No sé qué decirte, pero no vine al País de las Maravillas para encontrarme con casis que podría haber sorteado si hubiera estado consciente. Cuántas historias he dejado a medio deshacer por la luz cegadora de una lámpara. ¿Ahora soy una polilla? Vivo más intensamente cuando estoy dormida. Tiemblo solo al acordarme del tacto de sus dedos por la curva de mi espalda. El poder de los sueños. Pasan desapercibidos por ser efímeros, insípidos, inodoros, incoloros. Intocables. Pero te levantas con una marca grabada a fuego sobre tu piel. Y sabes que ha ocurrido de verdad. Aunque el escenario haya sido una mente llena de trastos y con falta de backups. ¿Te ha pasado alguna vez ver a esa persona en tus sueños, y vivir una historia tan intensa que te cambia, y sobre todo, cambia la forma en que le ves? Es el mismo, la misma, pero no para ti. Para ti es más sagrado, es secreto. Soñar con lo que no se puede tener, un mantra diario que se extiende al mundo de los sonámbulos y al de los mortales con insomnio.
Hagamos un inciso. Vamos a tomar un café. Y si deseas traer tu vida para endulzarlo, estaría muy bien.
Vale. Ya estás despierta. Ahora explícale a tu cuerpo que lo que ha vivido en realidad no ha sucedido. Explícale a tus labios que lo que él respira está hecho de un material diferente que aquel cálido aliento que te envolvió cuando bajaste la guardia. Son bocas diferentes. No es él. Eres tú ocupando su lugar. No fue su voz, sino tu musicalidad enmascarada bajo testosterona robada indecorosamente. Sabes que apenas sabes. No le conoces. Solo intuyes, y a partir de ahí has tejido toda una historia que ha acabado por tener sentido. Tanto, que la realidad te parece surrealista. Desconocidos nivel suelo. Íntimos nivel cielo.

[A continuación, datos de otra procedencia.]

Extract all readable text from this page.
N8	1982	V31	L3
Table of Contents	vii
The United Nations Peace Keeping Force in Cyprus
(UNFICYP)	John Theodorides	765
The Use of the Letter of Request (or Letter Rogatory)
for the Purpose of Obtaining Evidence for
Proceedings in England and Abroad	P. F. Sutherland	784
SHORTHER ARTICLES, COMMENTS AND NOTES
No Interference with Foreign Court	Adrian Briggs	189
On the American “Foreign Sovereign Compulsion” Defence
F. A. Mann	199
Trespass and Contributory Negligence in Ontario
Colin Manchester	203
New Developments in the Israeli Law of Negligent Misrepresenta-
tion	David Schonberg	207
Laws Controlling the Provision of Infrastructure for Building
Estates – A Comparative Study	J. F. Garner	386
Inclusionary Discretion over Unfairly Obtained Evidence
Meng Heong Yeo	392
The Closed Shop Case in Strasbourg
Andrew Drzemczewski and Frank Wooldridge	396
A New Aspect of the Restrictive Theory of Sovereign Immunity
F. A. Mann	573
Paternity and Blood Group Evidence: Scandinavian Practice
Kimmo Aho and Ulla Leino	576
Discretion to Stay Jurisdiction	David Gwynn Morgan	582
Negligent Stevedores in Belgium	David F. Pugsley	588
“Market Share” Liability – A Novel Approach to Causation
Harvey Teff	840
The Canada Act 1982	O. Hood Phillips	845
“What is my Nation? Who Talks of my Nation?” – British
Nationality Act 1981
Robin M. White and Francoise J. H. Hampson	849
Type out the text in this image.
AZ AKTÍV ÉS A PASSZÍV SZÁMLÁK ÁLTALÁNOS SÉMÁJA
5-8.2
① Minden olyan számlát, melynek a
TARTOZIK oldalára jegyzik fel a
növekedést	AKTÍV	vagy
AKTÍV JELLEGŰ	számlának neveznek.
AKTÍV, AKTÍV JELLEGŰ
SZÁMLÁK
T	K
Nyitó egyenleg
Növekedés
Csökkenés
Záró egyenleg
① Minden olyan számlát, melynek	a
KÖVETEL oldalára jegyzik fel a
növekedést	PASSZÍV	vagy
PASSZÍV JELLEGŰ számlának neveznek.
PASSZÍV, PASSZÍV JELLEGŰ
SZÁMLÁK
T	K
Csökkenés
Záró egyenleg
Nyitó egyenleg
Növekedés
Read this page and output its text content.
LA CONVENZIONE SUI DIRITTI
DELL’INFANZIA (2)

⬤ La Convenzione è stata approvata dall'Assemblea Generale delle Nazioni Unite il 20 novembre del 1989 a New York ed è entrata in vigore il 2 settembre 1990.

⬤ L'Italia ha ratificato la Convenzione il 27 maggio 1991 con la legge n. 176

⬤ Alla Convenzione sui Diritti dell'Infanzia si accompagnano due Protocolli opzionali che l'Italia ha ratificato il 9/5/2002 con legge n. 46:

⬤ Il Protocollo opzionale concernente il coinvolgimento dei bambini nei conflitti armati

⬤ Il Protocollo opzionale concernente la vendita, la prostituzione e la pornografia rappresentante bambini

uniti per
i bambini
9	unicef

Ya está, sueño analizado. Ahora que sabes que son representaciones de todas las piezas que conforman tu personalidad, ya no tiene tanta gracia echarse a temblar cuando te le cruzas por el pasillo del gimnasio y te saluda como quién se despide de un colega. Y te repites. No es él. El del sueño es otro. Pero tu cuerpo va por libre y revive inoportunamente todo, absolutamente todo lo que esas manos desataron por cada poro de tu piel, repostando en el ombligo para ascender colina arriba, entre valles y algún que otro quebradero de cabeza. Espera. En el sueño no tenía novia. ¿Tenía novia? Tiene novia. No es él. Eres tú. Has sido tú todo el tiempo, y aún así buscas desesperadamente el contacto visual porque sabes que no apartará la mirada. Algo dentro de él se siente ligeramente atraído hacia tu indiferencia fingida. La actuación se nota a leguas, pero no es defecto. Te cruzas con él, acompañado, te vuelves para reafirmar tu postura, y él ya te estaba mirando. De nuevo. Acompañado.
Pero luego vuelve a su papel de hombre enamorado, y finge que no conoce tus descaros, ni tus encontronazos, ni esa mirada tuya que le desnuda hasta el alma. No te conoce, y se jacta orgulloso de ello. Te ve subir y se le caen las razones por las que está mal. La confianza te sonríe, y de un comentario jocoso a una morena despampanante te baja de golpe a la tierra de nuevo. Que en las nubes hace demasiado frío para mentes soñadoras. Le tienes metido en la cabeza, como una pastilla incrustada. Y todo por el maldito sueño que arrancó de tus labios más jadeos que sollozos. Ahora olvídate de todo aquello. Si eres capaz. Y mírale como lo que es, un desconocido con el que jugaste. En tus sueños.
Curiosidad: Las personas tímidas tienen las mentes más ruidosas.
Tengo sueño, pero no quiero encontrarte en él. Bastantes pesadillas he tenido queriendo sin ser querida, como ecos de lo que pasó para recordarme que no me olvide de aquella que lo perdió todo al apostar por invierno cuando salió el sol. Otra vez no. La princesa que creía en los cuentos de hadas. O en mi caso, la princesa sin cuento que creía en los sueños de nadas.